Der investigative US-Journalist Seymour Hersh (87) macht in einem aktuellen Text deutlich, «dass man eine Präsidentschaft nicht nach ihrem Äußeren beurteilen kann». Er beschreibt in kurzen Notizen, wie US-Präsidenten im Amt oft eine andere Politik machten und machen als die, welche nach dem Wahlkampf von ihnen erwartet wurde.
«Ich mochte die Außenpolitik der Biden-Regierung nicht besonders und machte mir als Journalist und Bürger große Sorgen darüber, was das neue Team von Donald Trump tun würde. Aber ich habe vor langer Zeit gelernt, dass man eine Präsidentschaft nicht nach ihrem Äußeren beurteilen kann.»
Hersh berichtet von eigenen Erfahrungen aus der Zeit Ende der 1960er Jahre, als er als Pressesprecher des damaligen demokratischen Präsidentschaftskandidaten Eugene McCarthy aus Minnesota arbeitete. Dieser versuchte, gegen Amtsinhaber Lyndon B. Johnson anzutreten, der damals für eine zweite Amtszeit kandidierte und den Vietnamkrieg, den er geerbt hatte, durch massive Bombenangriffe eskalieren ließ.
McCarthy, ein Mitglied des Ausschusses für auswärtige Beziehungen, habe damals gewarnt, als es darum ging, mehr junge Männer aus den Ghettos und Barrios der USA anzuwerben, wo die Bildungschancen geringer waren und es heute noch sind.
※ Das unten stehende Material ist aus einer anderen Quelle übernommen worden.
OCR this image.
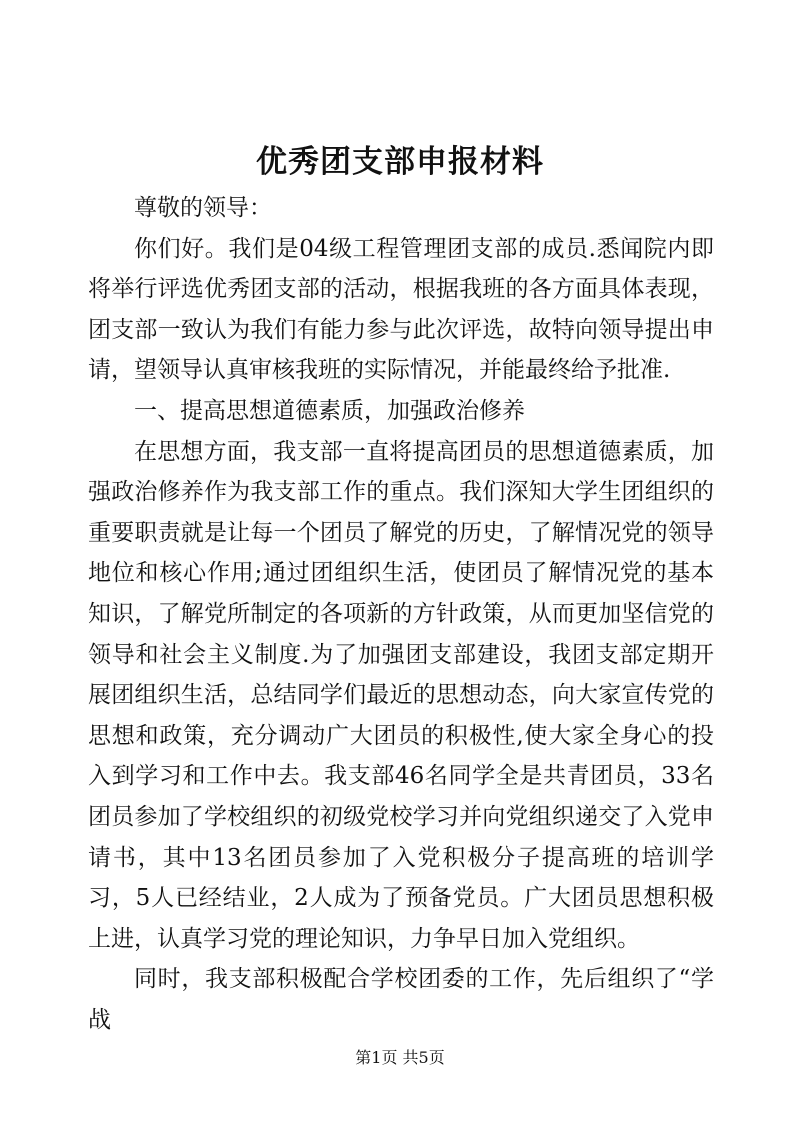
优秀团支部申报材料

尊敬的领导：

你们好。我们是04级工程管理团支部的成员.悉闻院内即将举行评选优秀团支部的活动，根据我班的各方面具体表现，团支部一致认为我们有能力参与此次评选，故特向领导提出申请，望领导认真审核我班的实际情况，并能最终给予批准.

一、提高思想道德素质，加强政治修养

在思想方面，我支部一直将提高团员的思想道德素质，加强政治修养作为我支部工作的重点。我们深知大学生团组织的重要职责就是让每一个团员了解党的历史，了解情况党的领导地位和核心作用;通过团组织生活，使团员了解情况党的基本知识，了解党所制定的各项新的方针政策，从而更加坚信党的领导和社会主义制度.为了加强团支部建设，我团支部定期开展团组织生活，总结同学们最近的思想动态，向大家宣传党的思想和政策，充分调动广大团员的积极性,使大家全身心的投入到学习和工作中去。我支部46名同学全是共青团员，33名团员参加了学校组织的初级党校学习并向党组织递交了入党申请书，其中13名团员参加了入党积极分子提高班的培训学习，5人已经结业，2人成为了预备党员。广大团员思想积极上进，认真学习党的理论知识，力争早日加入党组织。

同时，我支部积极配合学校团委的工作，先后组织了“学战

第1页 共5页
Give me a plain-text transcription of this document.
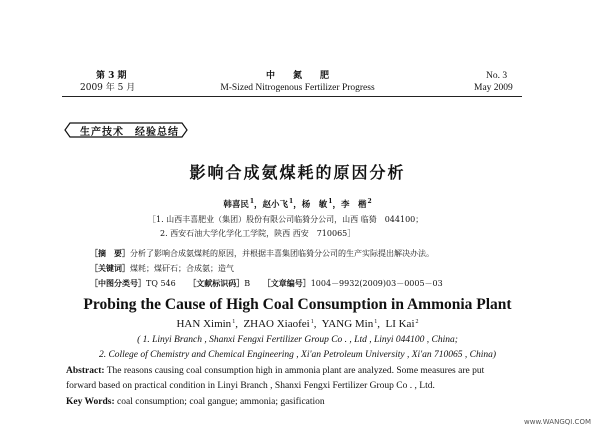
第 3 期
2009 年 5 月
中　　氮　　肥
M-Sized Nitrogenous Fertilizer Progress
No. 3
May 2009
生产技术　经验总结
影响合成氨煤耗的原因分析
韩喜民$^1$，赵小飞$^1$，杨　敏$^1$，李　楷$^2$
［1. 山西丰喜肥业（集团）股份有限公司临猗分公司，山西 临猗　044100；
2. 西安石油大学化学化工学院，陕西 西安　710065］
［摘　要］分析了影响合成氨煤耗的原因，并根据丰喜集团临猗分公司的生产实际提出解决办法。
［关键词］煤耗；煤矸石；合成氨；造气
［中图分类号］TQ 546 ［文献标识码］B ［文章编号］1004－9932(2009)03－0005－03
Probing the Cause of High Coal Consumption in Ammonia Plant
HAN Ximin$^1$,  ZHAO Xiaofei$^1$,  YANG Min$^1$,  LI Kai$^2$
( 1. Linyi Branch , Shanxi Fengxi Fertilizer Group Co . , Ltd , Linyi 044100 , China;
2. College of Chemistry and Chemical Engineering , Xi'an Petroleum University , Xi'an 710065 , China)
Abstract: The reasons causing coal consumption high in ammonia plant are analyzed. Some measures are put
forward based on practical condition in Linyi Branch , Shanxi Fengxi Fertilizer Group Co . , Ltd.
Key Words: coal consumption; coal gangue; ammonia; gasification
www.WANGQI.COM
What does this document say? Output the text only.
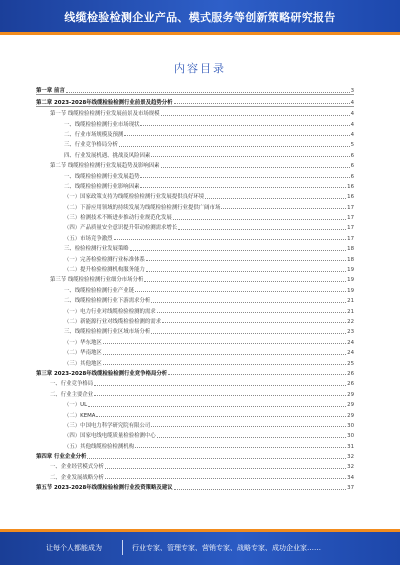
线缆检验检测企业产品、模式服务等创新策略研究报告
内容目录
第一章 前言	3
第二章 2023-2028年线缆检验检测行业前景及趋势分析	4
第一节 线缆检验检测行业发展前景及市场规模	4
一、线缆检验检测行业市场现状	4
二、行业市场规模及预测	4
三、行业竞争格局分析	5
四、行业发展机遇、挑战及风险因素	6
第二节 线缆检验检测行业发展趋势及影响因素	6
一、线缆检验检测行业发展趋势	6
二、线缆检验检测行业影响因素	16
（一）国家政策支持为线缆检验检测行业发展提供良好环境	16
（二）下游应用领域的持续发展为线缆检验检测行业提供广阔市场	17
（三）检测技术不断进步推动行业规范化发展	17
（四）产品质量安全意识提升带动检测需求增长	17
（五）市场竞争激烈	17
三、检验检测行业发展策略	18
（一）完善检验检测行业标准体系	18
（二）提升检验检测机构服务能力	19
第三节 线缆检验检测行业细分市场分析	19
一、线缆检验检测行业产业链	19
二、线缆检验检测行业下游需求分析	21
（一）电力行业对线缆检验检测的需求	21
（二）新能源行业对线缆检验检测的需求	22
三、线缆检验检测行业区域市场分析	23
（一）华东地区	24
（二）华南地区	24
（三）其他地区	25
第三章 2023-2028年线缆检验检测行业竞争格局分析	26
一、行业竞争格局	26
二、行业主要企业	29
（一）UL	29
（二）KEMA	29
（三）中国电力科学研究院有限公司	30
（四）国家电线电缆质量检验检测中心	30
（五）其他线缆检验检测机构	31
第四章 行业企业分析	32
一、企业经营模式分析	32
二、企业发展战略分析	34
第五节 2023-2028年线缆检验检测行业投资策略及建议	37
让每个人都能成为	行业专家、管理专家、营销专家、战略专家、成功企业家……
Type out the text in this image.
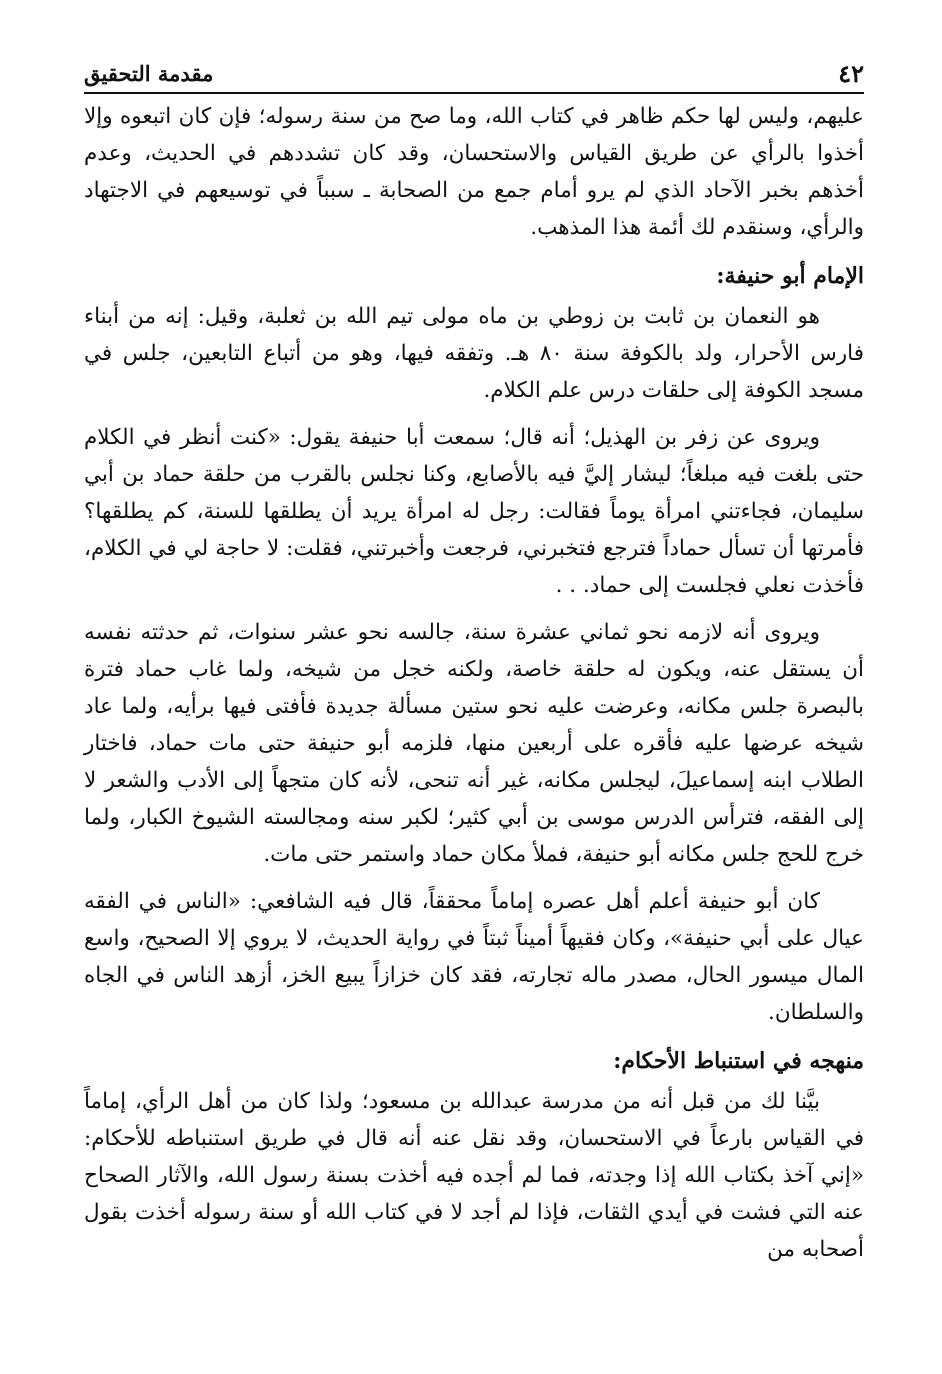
٤٢
مقدمة التحقيق

عليهم، وليس لها حكم ظاهر في كتاب الله، وما صح من سنة رسوله؛ فإن كان اتبعوه وإلا أخذوا بالرأي عن طريق القياس والاستحسان، وقد كان تشددهم في الحديث، وعدم أخذهم بخبر الآحاد الذي لم يرو أمام جمع من الصحابة ـ سبباً في توسيعهم في الاجتهاد والرأي، وسنقدم لك أئمة هذا المذهب.

الإمام أبو حنيفة:

هو النعمان بن ثابت بن زوطي بن ماه مولى تيم الله بن ثعلبة، وقيل: إنه من أبناء فارس الأحرار، ولد بالكوفة سنة ٨٠ هـ. وتفقه فيها، وهو من أتباع التابعين، جلس في مسجد الكوفة إلى حلقات درس علم الكلام.

ويروى عن زفر بن الهذيل؛ أنه قال؛ سمعت أبا حنيفة يقول: «كنت أنظر في الكلام حتى بلغت فيه مبلغاً؛ ليشار إليَّ فيه بالأصابع، وكنا نجلس بالقرب من حلقة حماد بن أبي سليمان، فجاءتني امرأة يوماً فقالت: رجل له امرأة يريد أن يطلقها للسنة، كم يطلقها؟ فأمرتها أن تسأل حماداً فترجع فتخبرني، فرجعت وأخبرتني، فقلت: لا حاجة لي في الكلام، فأخذت نعلي فجلست إلى حماد. . .

ويروى أنه لازمه نحو ثماني عشرة سنة، جالسه نحو عشر سنوات، ثم حدثته نفسه أن يستقل عنه، ويكون له حلقة خاصة، ولكنه خجل من شيخه، ولما غاب حماد فترة بالبصرة جلس مكانه، وعرضت عليه نحو ستين مسألة جديدة فأفتى فيها برأيه، ولما عاد شيخه عرضها عليه فأقره على أربعين منها، فلزمه أبو حنيفة حتى مات حماد، فاختار الطلاب ابنه إسماعيلَ، ليجلس مكانه، غير أنه تنحى، لأنه كان متجهاً إلى الأدب والشعر لا إلى الفقه، فترأس الدرس موسى بن أبي كثير؛ لكبر سنه ومجالسته الشيوخ الكبار، ولما خرج للحج جلس مكانه أبو حنيفة، فملأ مكان حماد واستمر حتى مات.

كان أبو حنيفة أعلم أهل عصره إماماً محققاً، قال فيه الشافعي: «الناس في الفقه عيال على أبي حنيفة»، وكان فقيهاً أميناً ثبتاً في رواية الحديث، لا يروي إلا الصحيح، واسع المال ميسور الحال، مصدر ماله تجارته، فقد كان خزازاً يبيع الخز، أزهد الناس في الجاه والسلطان.

منهجه في استنباط الأحكام:

بيَّنا لك من قبل أنه من مدرسة عبدالله بن مسعود؛ ولذا كان من أهل الرأي، إماماً في القياس بارعاً في الاستحسان، وقد نقل عنه أنه قال في طريق استنباطه للأحكام: «إني آخذ بكتاب الله إذا وجدته، فما لم أجده فيه أخذت بسنة رسول الله، والآثار الصحاح عنه التي فشت في أيدي الثقات، فإذا لم أجد لا في كتاب الله أو سنة رسوله أخذت بقول أصحابه من
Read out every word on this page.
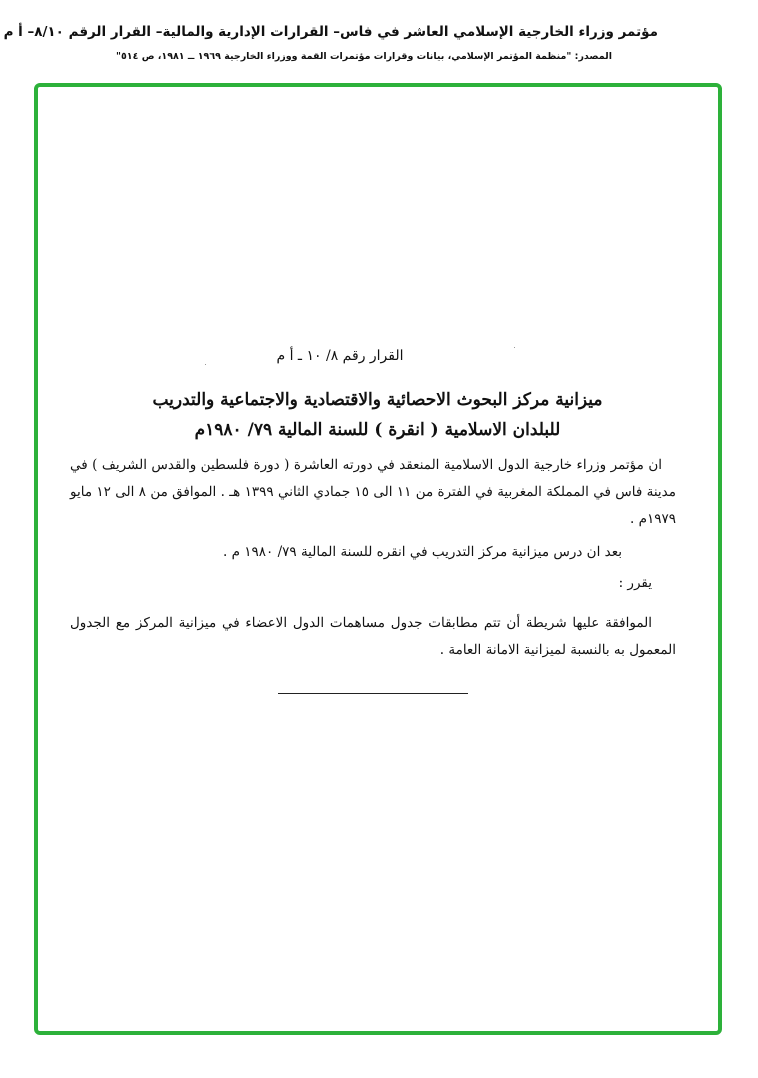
مؤتمر وزراء الخارجية الإسلامي العاشر في فاس– القرارات الإدارية والمالية– القرار الرقم ٨/١٠– أ م
المصدر: "منظمة المؤتمر الإسلامي، بيانات وقرارات مؤتمرات القمة ووزراء الخارجية ١٩٦٩ ــ ١٩٨١، ص ٥١٤"
القرار رقم ٨/ ١٠ ـ أ م
ميزانية مركز البحوث الاحصائية والاقتصادية والاجتماعية والتدريب
للبلدان الاسلامية ( انقرة ) للسنة المالية ٧٩/ ١٩٨٠م
ان مؤتمر وزراء خارجية الدول الاسلامية المنعقد في دورته العاشرة ( دورة فلسطين والقدس الشريف ) في مدينة فاس في المملكة المغربية في الفترة من ١١ الى ١٥ جمادي الثاني ١٣٩٩ هـ . الموافق من ٨ الى ١٢ مايو ١٩٧٩م .
بعد ان درس ميزانية مركز التدريب في انقره للسنة المالية ٧٩/ ١٩٨٠ م .
يقرر :
الموافقة عليها شريطة أن تتم مطابقات جدول مساهمات الدول الاعضاء في ميزانية المركز مع الجدول المعمول به بالنسبة لميزانية الامانة العامة .
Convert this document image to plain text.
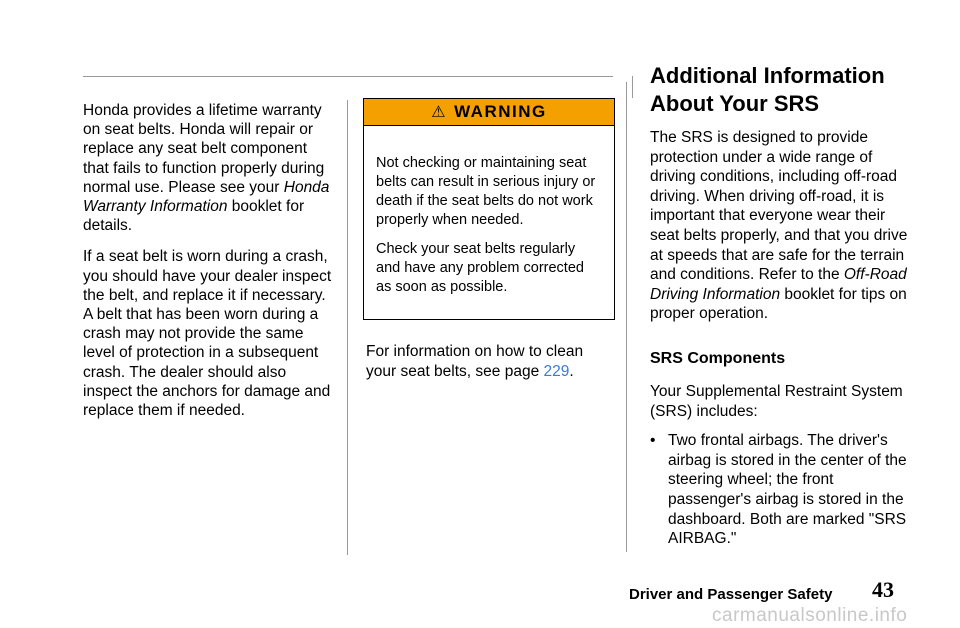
Honda provides a lifetime warranty on seat belts. Honda will repair or replace any seat belt component that fails to function properly during normal use. Please see your Honda Warranty Information booklet for details.

If a seat belt is worn during a crash, you should have your dealer inspect the belt, and replace it if necessary. A belt that has been worn during a crash may not provide the same level of protection in a subsequent crash. The dealer should also inspect the anchors for damage and replace them if needed.

⚠ WARNING

Not checking or maintaining seat belts can result in serious injury or death if the seat belts do not work properly when needed.

Check your seat belts regularly and have any problem corrected as soon as possible.

For information on how to clean your seat belts, see page 229.

Additional Information
About Your SRS

The SRS is designed to provide protection under a wide range of driving conditions, including off-road driving. When driving off-road, it is important that everyone wear their seat belts properly, and that you drive at speeds that are safe for the terrain and conditions. Refer to the Off-Road Driving Information booklet for tips on proper operation.

SRS Components

Your Supplemental Restraint System (SRS) includes:

• Two frontal airbags. The driver's airbag is stored in the center of the steering wheel; the front passenger's airbag is stored in the dashboard. Both are marked "SRS AIRBAG."
Driver and Passenger Safety 43
carmanualsonline.info
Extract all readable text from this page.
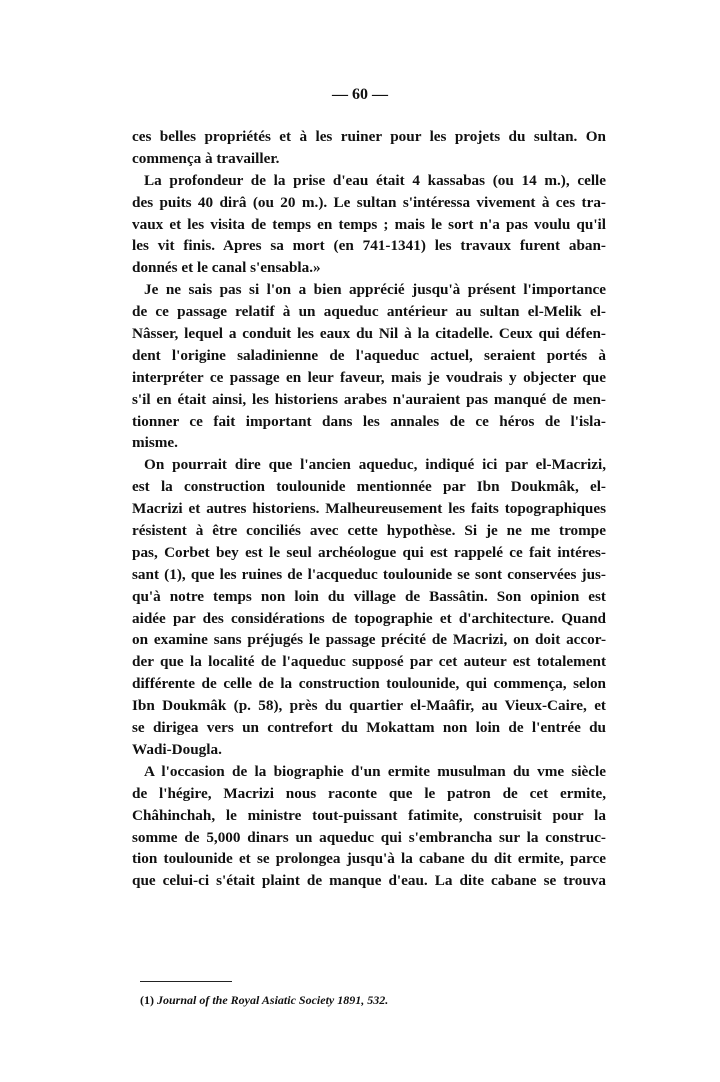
— 60 —
ces belles propriétés et à les ruiner pour les projets du sultan. On
commença à travailler.
La profondeur de la prise d'eau était 4 kassabas (ou 14 m.), celle
des puits 40 dirâ (ou 20 m.). Le sultan s'intéressa vivement à ces tra-
vaux et les visita de temps en temps ; mais le sort n'a pas voulu qu'il
les vit finis. Apres sa mort (en 741-1341) les travaux furent aban-
donnés et le canal s'ensabla.»
Je ne sais pas si l'on a bien apprécié jusqu'à présent l'importance
de ce passage relatif à un aqueduc antérieur au sultan el-Melik el-
Nâsser, lequel a conduit les eaux du Nil à la citadelle. Ceux qui défen-
dent l'origine saladinienne de l'aqueduc actuel, seraient portés à
interpréter ce passage en leur faveur, mais je voudrais y objecter que
s'il en était ainsi, les historiens arabes n'auraient pas manqué de men-
tionner ce fait important dans les annales de ce héros de l'isla-
misme.
On pourrait dire que l'ancien aqueduc, indiqué ici par el-Macrizi,
est la construction toulounide mentionnée par Ibn Doukmâk, el-
Macrizi et autres historiens. Malheureusement les faits topographiques
résistent à être conciliés avec cette hypothèse. Si je ne me trompe
pas, Corbet bey est le seul archéologue qui est rappelé ce fait intéres-
sant (1), que les ruines de l'acqueduc toulounide se sont conservées jus-
qu'à notre temps non loin du village de Bassâtin. Son opinion est
aidée par des considérations de topographie et d'architecture. Quand
on examine sans préjugés le passage précité de Macrizi, on doit accor-
der que la localité de l'aqueduc supposé par cet auteur est totalement
différente de celle de la construction toulounide, qui commença, selon
Ibn Doukmâk (p. 58), près du quartier el-Maâfir, au Vieux-Caire, et
se dirigea vers un contrefort du Mokattam non loin de l'entrée du
Wadi-Dougla.
A l'occasion de la biographie d'un ermite musulman du vme siècle
de l'hégire, Macrizi nous raconte que le patron de cet ermite,
Châhinchah, le ministre tout-puissant fatimite, construisit pour la
somme de 5,000 dinars un aqueduc qui s'embrancha sur la construc-
tion toulounide et se prolongea jusqu'à la cabane du dit ermite, parce
que celui-ci s'était plaint de manque d'eau. La dite cabane se trouva
(1) Journal of the Royal Asiatic Society 1891, 532.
Er habe ein solches Vorgehen öffentlich als «die Farbe der Leichen ändern» bezeichnet.
Hersh berichtet, dass er bei einer der Wahlkampfveranstaltungen von einem erfahrenen Journalisten eine Episode erfuhr, bei der John F. Kennedy und Noam Chomsky, der Linguist und Politikkritiker, eine Rolle spielten. Der Journalist Peter Lisagor habe am 20. Januar 1961 die Amtseinführung 1961 des «glamourösen» John F. Kennedy mit einer Gruppe von Studenten und Fakultätsmitgliedern vom MIT in einer Cafeteria im Fernsehen beobachtet.
Als der Oberste Richter der USA, Earl Warren, Kennedy zum Präsidenten ernannte, habe ein junger Fakultätswissenschaftler namens Noam Chomsky die kleine Menge verblüfft. Und das, weil er über Kennedy und seine Harvard-Verbindungen gesagt habe: «Und jetzt beginnt der Terror.»
Das widersprach sehr dem Bild, das die Öffentlichkeit nicht nur in den USA vom jungen 35. US-Präsidenten hatte und klingt heute noch überraschend. Chomskys Argument sei gewesen, dass Kennedys Vorstellung vom US-amerikanischen Exzeptionalismus in Vietnam nicht funktionieren würde – «und das tat es auch nicht».
«Und Lisagors Argument war für mich, wie ich im Laufe der Jahre verstand, dass man nicht immer sagen kann, welcher Präsident ein Friedensstifter und welcher ein Zerstörer sein wird.»
Hersh selbst hat später ein Buch über Schein und Sein von Kennedy veröffentlicht: «The Dark Side of Camelot» (Deutsch: «Kennedy – Das Ende einer Legende», 1997).
Der renommierte US-Journalist erinnert daran, dass Joseph «Joe» Biden von Frieden sprach und die US-Truppen aus Afghanistan abgezogen habe (was aber Trump in seiner ersten Amtszeit vorbereitet hatte). Aber Biden habe dazu beigetragen, die EU und die USA in einen Krieg gegen Russland in der Ukraine zu verwickeln, und habe Benjamin Netanjahus Krieg gegen die Hamas «und letztlich gegen das palästinensische Volk in Gaza» unterstützt.
Trump gebe sich immer hart, so Hersh, «aber einer seiner ersten großen Schritte im Ausland nach seinem Wahlsieg als Präsident bestand darin, seine leitenden Mitarbeiter anzuweisen, mit Bidens außenpolitischen Mitarbeitern zusammenzuarbeiten, um vielleicht einen Krieg in Gaza zu beenden und unzählige Menschenleben zu retten». Den Informationen zufolge führe das Trump-Team «ernsthafte Gespräche», um den Ukraine-Krieg zu beenden.
«Man weiß nie», endet der Text des US-Journalisten.